Lundbeck is paying €100 million ($123 million) up front to buy Prexton Therapeutics and its midphase Parkinson’s disease candidate. The takeover gives Lundbeck control of an mGluR4 positive allosteric modulator designed to improve the long-term symptom control of dopaminergic agents.
To land Prexton, Lundbeck is handing over €100 million upfront and committing to up to €805 million in milestones tied to clinical, regulatory and commercial successes.
In return, Lundbeck gets to add foliglurax, Prexton’s only asset, to its pipeline. Prexton advanced the drug into phase 2 in the belief modulation of mGluR4 will control Parkinson’s symptoms better than just targeting dopaminergic pathways with drugs such as levodopa, the efficacy of which wanes over time as dopamine-producing nerve cells die.
Prexton thinks foliglurax may reduce the “off” times when levodopa is unable to control symptoms and help manage levodopa-induced dyskinesia. A 165-person phase 2 trial designed to generate data to support the off-time hypothesis is underway in Europe but it will be 12 months or so before top-line results are available. In the absence of clinical evidence of efficacy, Prexton has relied on a sizable package of primate data to make its case to investors and potential acquirers.
The preclinical data proved compelling enough to attract €29 million in series B funding last year, and to get Lundbeck to sign on the dotted line. But Prexton got a different reaction from the top 10 to 15 pharma companies when it presented its data in pursuit of a deal about one year ago.
“From Big Pharma, the message was that CNS ... is an extremely risky field. Because of that, they all said 'that's extremely interesting and encouraging but we want to wait for the outcome of the phase 2'. We can't take the risk,” Prexton CEO François Conquet said.
Mid-sized players, such as Lundbeck, would also rather have seen phase 2 data but knew a positive outcome in the trial would lure larger rivals to the deal table, driving up the price. Prexton faced a related dilemma about whether to sell up now or risk holding on for phase 2 data that could cause its value to surge or sink.
In the end, Lundbeck and Prexton agreed on a back-loaded deal that ensures the Danish pharma gets the asset and secures a guaranteed payday for the biotech’s backers, with the prospect of more to come if foliglurax succeeds. For Forbion, which co-led the series B, the deal represents an early validation of its decision to expand into the CNS sector.
Prexton rounded up the series B funds four years after it rose out of the shuttering of Merck Serono’s R&D site in Geneva, Switzerland with seed cash from its parent company and an mGluR4 program. A subsequent €8.7 million series A round equipped Prexton to take its lead drug into the clinic, and the data from the resulting phase 1 trial and preclinical package enabled it to pull in the series B funding 13 months ago.

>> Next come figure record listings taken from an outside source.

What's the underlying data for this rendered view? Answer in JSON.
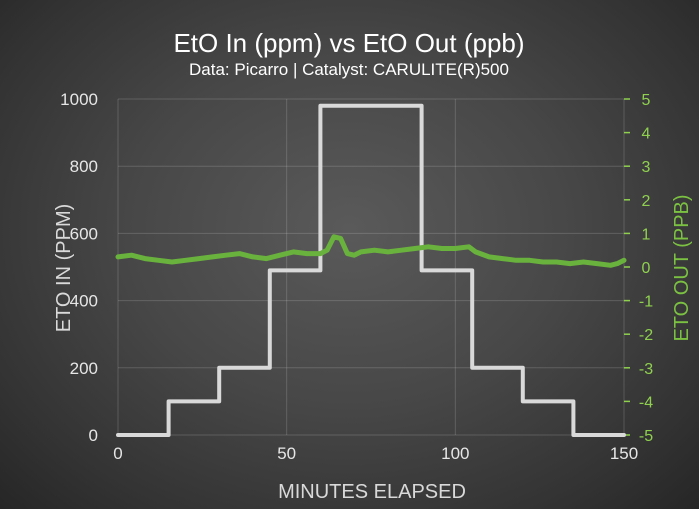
{
  "chart_data": {
    "type": "line",
    "title": "EtO In (ppm) vs EtO Out (ppb)",
    "subtitle": "Data: Picarro | Catalyst: CARULITE(R)500",
    "xlabel": "MINUTES ELAPSED",
    "ylabel": "ETO IN (PPM)",
    "y2label": "ETO OUT (PPB)",
    "xlim": [
      0,
      150
    ],
    "ylim": [
      0,
      1000
    ],
    "y2lim": [
      -5,
      5
    ],
    "x_ticks": [
      "0",
      "50",
      "100",
      "150"
    ],
    "x_tick_values": [
      0,
      50,
      100,
      150
    ],
    "y_ticks": [
      "0",
      "200",
      "400",
      "600",
      "800",
      "1000"
    ],
    "y_tick_values": [
      0,
      200,
      400,
      600,
      800,
      1000
    ],
    "y2_ticks": [
      "5",
      "4",
      "3",
      "2",
      "1",
      "0",
      "-1",
      "-2",
      "-3",
      "-4",
      "-5"
    ],
    "y2_tick_values": [
      5,
      4,
      3,
      2,
      1,
      0,
      -1,
      -2,
      -3,
      -4,
      -5
    ],
    "grid": "vertical and horizontal, light",
    "colors": {
      "eto_in": "#d9d9d9",
      "eto_out": "#6ab23e",
      "right_axis": "#8fd14f"
    },
    "series": [
      {
        "axis": "left",
        "x": [
          0,
          15,
          15,
          30,
          30,
          45,
          45,
          60,
          60,
          90,
          90,
          105,
          105,
          120,
          120,
          135,
          135,
          150
        ],
        "values": [
          0,
          0,
          100,
          100,
          200,
          200,
          490,
          490,
          980,
          980,
          490,
          490,
          200,
          200,
          100,
          100,
          0,
          0
        ]
      },
      {
        "axis": "right",
        "x": [
          0,
          4,
          8,
          12,
          16,
          20,
          24,
          28,
          32,
          36,
          40,
          44,
          48,
          52,
          56,
          60,
          62,
          64,
          66,
          68,
          70,
          72,
          76,
          80,
          84,
          88,
          92,
          96,
          100,
          104,
          106,
          110,
          114,
          118,
          122,
          126,
          130,
          134,
          138,
          142,
          146,
          148,
          150
        ],
        "values": [
          0.3,
          0.35,
          0.25,
          0.2,
          0.15,
          0.2,
          0.25,
          0.3,
          0.35,
          0.4,
          0.3,
          0.25,
          0.35,
          0.45,
          0.4,
          0.4,
          0.5,
          0.9,
          0.85,
          0.4,
          0.35,
          0.45,
          0.5,
          0.45,
          0.5,
          0.55,
          0.6,
          0.55,
          0.55,
          0.6,
          0.45,
          0.3,
          0.25,
          0.2,
          0.2,
          0.15,
          0.15,
          0.1,
          0.15,
          0.1,
          0.05,
          0.1,
          0.2
        ]
      }
    ]
  }
}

That round gave Prexton the financial muscle to take foliglurax into two phase 2 trials, one focused on the U.S., another targeting Europe. But in the end the biotech chose to focus on the European trial. Reflecting Prexton’s desire to generate data strong enough to land it a buyout, the trial of two doses of foliglurax is bigger than the simple proof-of-concept studies typically run at that stage.